Others, though, could leave the market in 2018; research from the National Landlords Association shows 20% of its members plan to reduce the number of properties in their portfolio. Bear in mind that a lot of two year-fixed term mortgages secured before the Stamp Duty changes in 2016 will only be coming to an end this March, and many are going to find remortgaging a very different experience. For many, this is finally crunch time.

If landlords do sell up, that will ease competition and reduce pressure on prices for the typical type of properties first-time buyers look for. Either way, though, it’s unlikely to be a quiet time for lenders and brokers – whether they are catering to a busy first-time buyers market, or the increasingly complex requirements of Buy-to-Let owners. The remortgage market may well see a boost, too, since big lenders still have large back books of borrowers who are on reversionary rates, encouraged by the historic low interest rates. As rates rise – perhaps even twice this year – that inertia is likely to be tested.

Expecting polarisation

The interplay between the buy to let market and first-time buyers points to another trend that’s likely to become increasingly pronounced this year, however: a divergence in the market between the high street, mainstream lenders and online supermarkets on the one hand, and specialist brokers and lenders on the other.

The former will, as ever, take on the bulk of the straightforward cases, both from first-time buyers and simple remortgages where stricter affordability requirements don’t pose problems, such as simple, high quality borrowers with lenders competing on price. Specialist lenders and brokers, however, are likely to become even more important to borrowers with more complex incomes or circumstances, such as the self-employed, contractors and freelancers.

Those who have just dabbled in the buy-to-let market in the past, for example, are likely to find themselves poorly placed for a complex market where landlords are looking at the full range of options, from traditional buy-to-let mortgage products to incorporation and commercial loans.

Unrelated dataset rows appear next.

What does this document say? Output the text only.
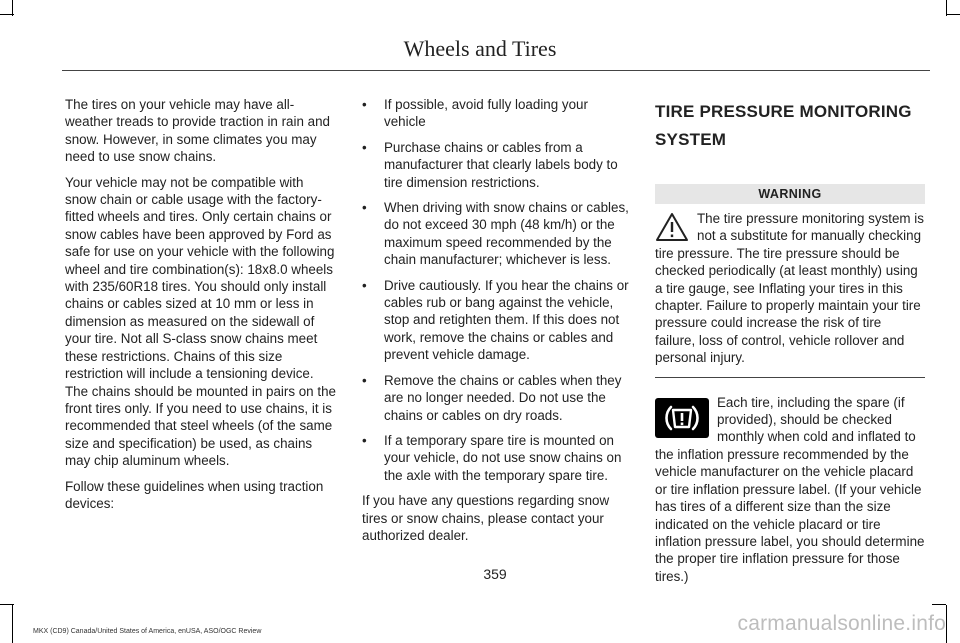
Wheels and Tires

The tires on your vehicle may have all-weather treads to provide traction in rain and snow. However, in some climates you may need to use snow chains.

Your vehicle may not be compatible with snow chain or cable usage with the factory-fitted wheels and tires. Only certain chains or snow cables have been approved by Ford as safe for use on your vehicle with the following wheel and tire combination(s): 18x8.0 wheels with 235/60R18 tires. You should only install chains or cables sized at 10 mm or less in dimension as measured on the sidewall of your tire. Not all S-class snow chains meet these restrictions. Chains of this size restriction will include a tensioning device. The chains should be mounted in pairs on the front tires only. If you need to use chains, it is recommended that steel wheels (of the same size and specification) be used, as chains may chip aluminum wheels.

Follow these guidelines when using traction devices:

• If possible, avoid fully loading your vehicle
• Purchase chains or cables from a manufacturer that clearly labels body to tire dimension restrictions.
• When driving with snow chains or cables, do not exceed 30 mph (48 km/h) or the maximum speed recommended by the chain manufacturer; whichever is less.
• Drive cautiously. If you hear the chains or cables rub or bang against the vehicle, stop and retighten them. If this does not work, remove the chains or cables and prevent vehicle damage.
• Remove the chains or cables when they are no longer needed. Do not use the chains or cables on dry roads.
• If a temporary spare tire is mounted on your vehicle, do not use snow chains on the axle with the temporary spare tire.

If you have any questions regarding snow tires or snow chains, please contact your authorized dealer.

TIRE PRESSURE MONITORING
SYSTEM
WARNING
The tire pressure monitoring system is not a substitute for manually checking tire pressure. The tire pressure should be checked periodically (at least monthly) using a tire gauge, see Inflating your tires in this chapter. Failure to properly maintain your tire pressure could increase the risk of tire failure, loss of control, vehicle rollover and personal injury.
Each tire, including the spare (if provided), should be checked monthly when cold and inflated to the inflation pressure recommended by the vehicle manufacturer on the vehicle placard or tire inflation pressure label. (If your vehicle has tires of a different size than the size indicated on the vehicle placard or tire inflation pressure label, you should determine the proper tire inflation pressure for those tires.)
359
MKX (CD9) Canada/United States of America, enUSA, ASO/OGC Review	carmanualsonline.info
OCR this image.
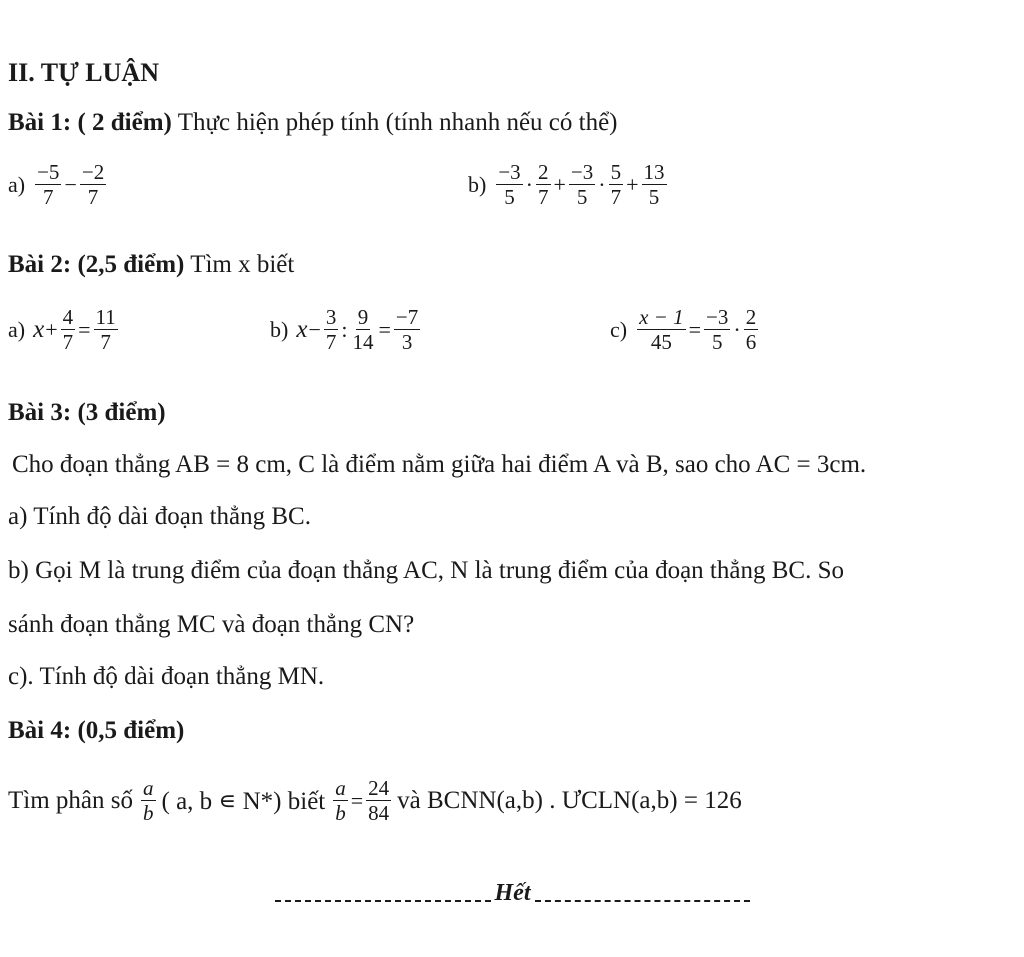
II. TỰ LUẬN
Bài 1: ( 2 điểm) Thực hiện phép tính (tính nhanh nếu có thể)
$a) \frac{-5}{7} - \frac{-2}{7}$	$b) \frac{-3}{5} \cdot \frac{2}{7} + \frac{-3}{5} \cdot \frac{5}{7} + \frac{13}{5}$
Bài 2: (2,5 điểm) Tìm x biết
a) $x + \frac{4}{7} = \frac{11}{7}$	b) $x - \frac{3}{7}$ : $\frac{9}{14} = \frac{-7}{3}$	$c) \frac{x - 1}{45} = \frac{-3}{5} \cdot \frac{2}{6}$
Bài 3: (3 điểm)
Cho đoạn thẳng AB = 8 cm, C là điểm nằm giữa hai điểm A và B, sao cho AC = 3cm.
a) Tính độ dài đoạn thẳng BC.
b) Gọi M là trung điểm của đoạn thẳng AC, N là trung điểm của đoạn thẳng BC. So
sánh đoạn thẳng MC và đoạn thẳng CN?
c). Tính độ dài đoạn thẳng MN.
Bài 4: (0,5 điểm)
Tìm phân số $\frac{a}{b}$ ( a, b ∊ N*) biết $\frac{a}{b} = \frac{24}{84}$ và BCNN(a,b) . ƯCLN(a,b) = 126
Hết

And it’s not just buy-to-let, either; an increasing number of borrowers, from those with complex incomes to the growing army of the self-employed will continue with their struggle to meet the rigid lending criteria set out by high street banks. These borrowers will increasingly look for lenders who recognise real life circumstance and who are able to examine each applicant’s particular circumstances on a case by case basis. These borrowers need quality advice to help guide them to the right lenders and the right products and there are exciting times ahead for the specialist market to grow even further.